最近做毕设在网上找到了相关的fcn代码,是要用这个做一个图片分割,之前跑通过unet,但是使用这个的时候就出了点问题,代码如下
import sys
from keras.callbacks import ModelCheckpoint, ReduceLROnPlateau, TensorBoard
from keras.models import load_model
# from keras.optimizers import Adam
from keras.optimizer_v2.adam import Adam
from custom_loss import *
from custom_metrics import *
from data_gens import *
from models import *
sys.setrecursionlimit(1000)
if __name__ == "__main__":
# Use VOC 2012 Dataset
horse_path = 'weizmann_horse_db'
batch_size = 2
train_gen = horse_gen.get_horse_generator(horse_path, train_or_val='train', batch_size=batch_size,
input_hw=(299, 299, 3), mask_hw=(299, 299, 2))

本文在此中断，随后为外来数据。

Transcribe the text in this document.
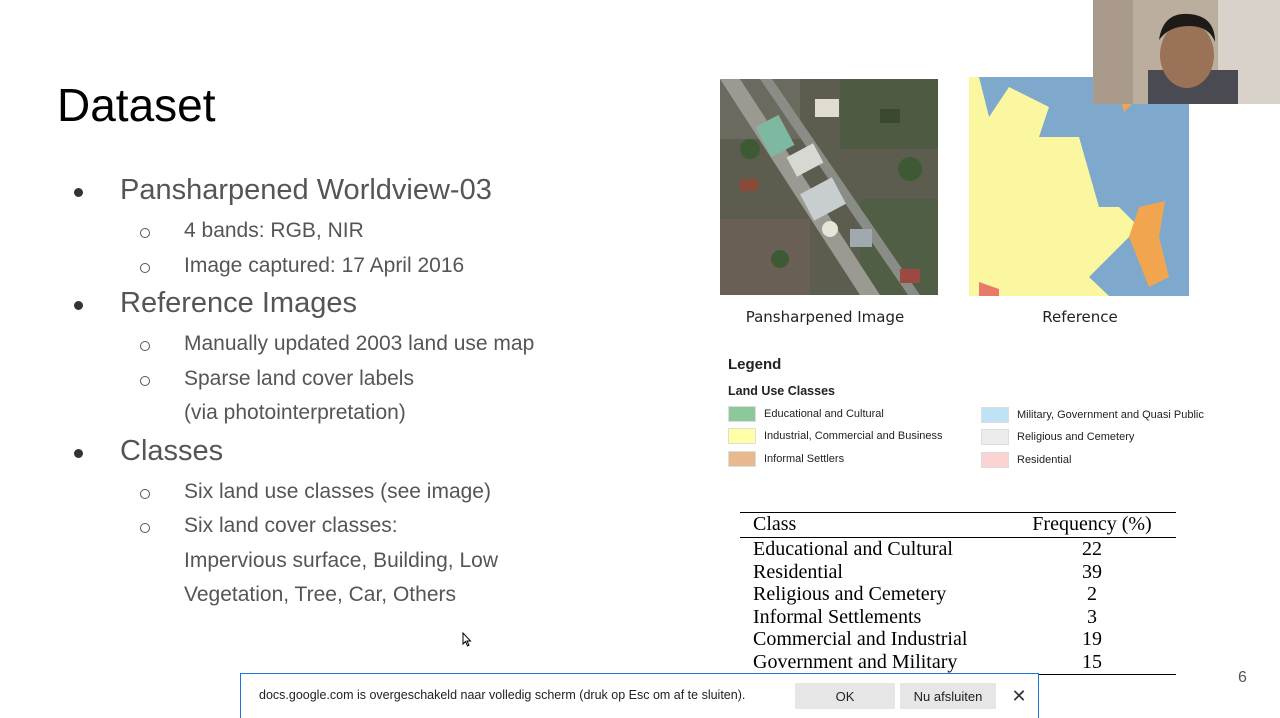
Dataset
Pansharpened Worldview-03
4 bands: RGB, NIR
Image captured: 17 April 2016
Reference Images
Manually updated 2003 land use map
Sparse land cover labels
(via photointerpretation)
Classes
Six land use classes (see image)
Six land cover classes:
Impervious surface, Building, Low
Vegetation, Tree, Car, Others
Pansharpened Image	Reference
Legend
Land Use Classes
Educational and Cultural
Industrial, Commercial and Business
Informal Settlers
Military, Government and Quasi Public
Religious and Cemetery
Residential
Class	Frequency (%)
Educational and Cultural	22
Residential	39
Religious and Cemetery	2
Informal Settlements	3
Commercial and Industrial	19
Government and Military	15
6
docs.google.com is overgeschakeld naar volledig scherm (druk op Esc om af te sluiten).	OK	Nu afsluiten	✕
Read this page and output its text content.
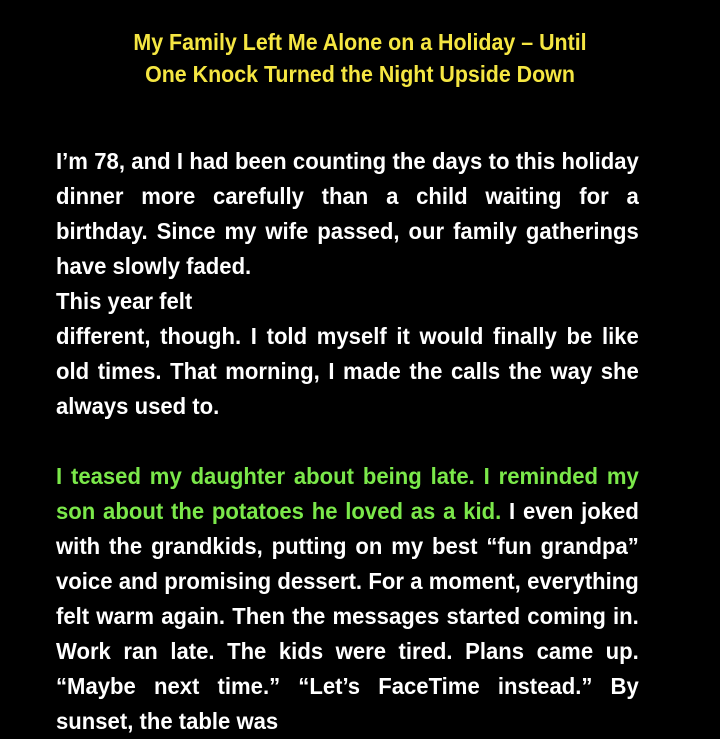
My Family Left Me Alone on a Holiday – Until
One Knock Turned the Night Upside Down

I’m 78, and I had been counting the days to this holiday dinner more carefully than a child waiting for a birthday. Since my wife passed, our family gatherings have slowly faded.
This year felt
different, though. I told myself it would finally be like old times. That morning, I made the calls the way she always used to.

I teased my daughter about being late. I reminded my son about the potatoes he loved as a kid. I even joked with the grandkids, putting on my best “fun grandpa” voice and promising dessert. For a moment, everything felt warm again. Then the messages started coming in. Work ran late. The kids were tired. Plans came up. “Maybe next time.” “Let’s FaceTime instead.” By sunset, the table was
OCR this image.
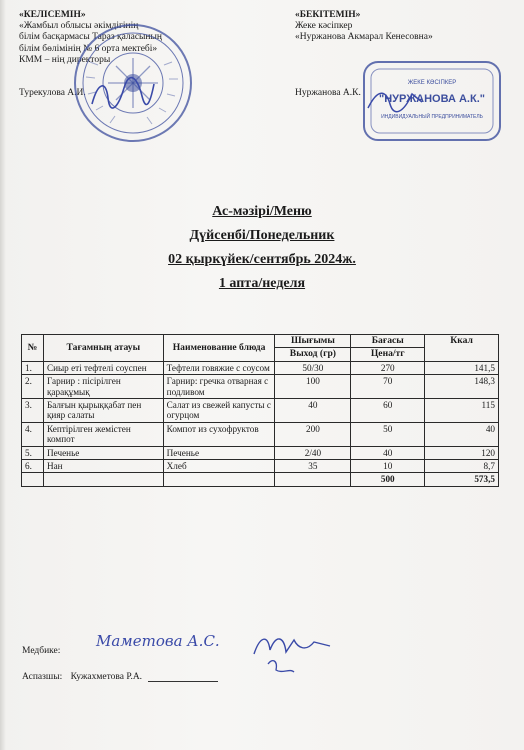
«КЕЛІСЕМІН»
«Жамбыл облысы әкімдігінің
білім басқармасы Тараз қаласының
білім бөлімінің № 6 орта мектебі»
КММ – нің директоры
Турекулова А.И.
«БЕКІТЕМІН»
Жеке кәсіпкер
«Нуржанова Акмарал Кенесовна»
Нуржанова А.К.
ЖЕКЕ КӘСІПКЕР
"НУРЖАНОВА А.К."
ИНДИВИДУАЛЬНЫЙ ПРЕДПРИНИМАТЕЛЬ
Ас-мәзірі/Меню
Дүйсенбі/Понедельник
02 қыркүйек/сентябрь 2024ж.
1 апта/неделя
№	Тағамның атауы	Наименование блюда	Шығымы	Бағасы	Ккал
			Выход (гр)	Цена/тг	
1.	Сиыр еті тефтелі соуспен	Тефтели говяжие с соусом	50/30	270	141,5
2.	Гарнир : пісірілген қарақұмық	Гарнир: гречка отварная с подливом	100	70	148,3
3.	Балғын қырыққабат пен қияр салаты	Салат из свежей капусты с огурцом	40	60	115
4.	Кептірілген жемістен компот	Компот из сухофруктов	200	50	40
5.	Печенье	Печенье	2/40	40	120
6.	Нан	Хлеб	35	10	8,7
				500	573,5
Медбике:
Маметова А.С.
Аспазшы: Кужахметова Р.А.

val_gen = horse_gen.get_horse_generator(horse_path, 'val', batch_size=batch_size * 1, input_hw=(299, 299, 3), mask_hw=(299, 299, 2))
# model = FCN.get_fcn8s_model(input_shape=(299, 299, 3), class_no=2)
# model = FCN.get_fcn16s_model(input_shape=(299, 299, 3), class_no=2)
model = FCN.get_fcn32s_model(input_shape=(299, 299, 3), class_no=2)
# model = Unet.get_unet_model(input_shape=(299, 299, 3), class_no=2)
# model = DeepLabV3Plus.get_model(input_shape=(299, 299, 3), atrous_rate=(4, 8, 12), class_no=2)
# model.compile(loss='categorical_crossentropy', optimizer='adam', metrics=[mean_iou, 'acc'])
model.compile(loss=categorical_focal_loss(alpha=None, gamma=2.), optimizer='adam', metrics=[mean_iou, 'acc'])
model.summary()
checkpoint = ModelCheckpoint('fcn32s.h5', verbose=1, save_best_only=False, period=3) # every 3 epoch
tensor_board = TensorBoard(log_dir='log', histogram_freq=0, write_graph=True, write_grads=True, write_images=True)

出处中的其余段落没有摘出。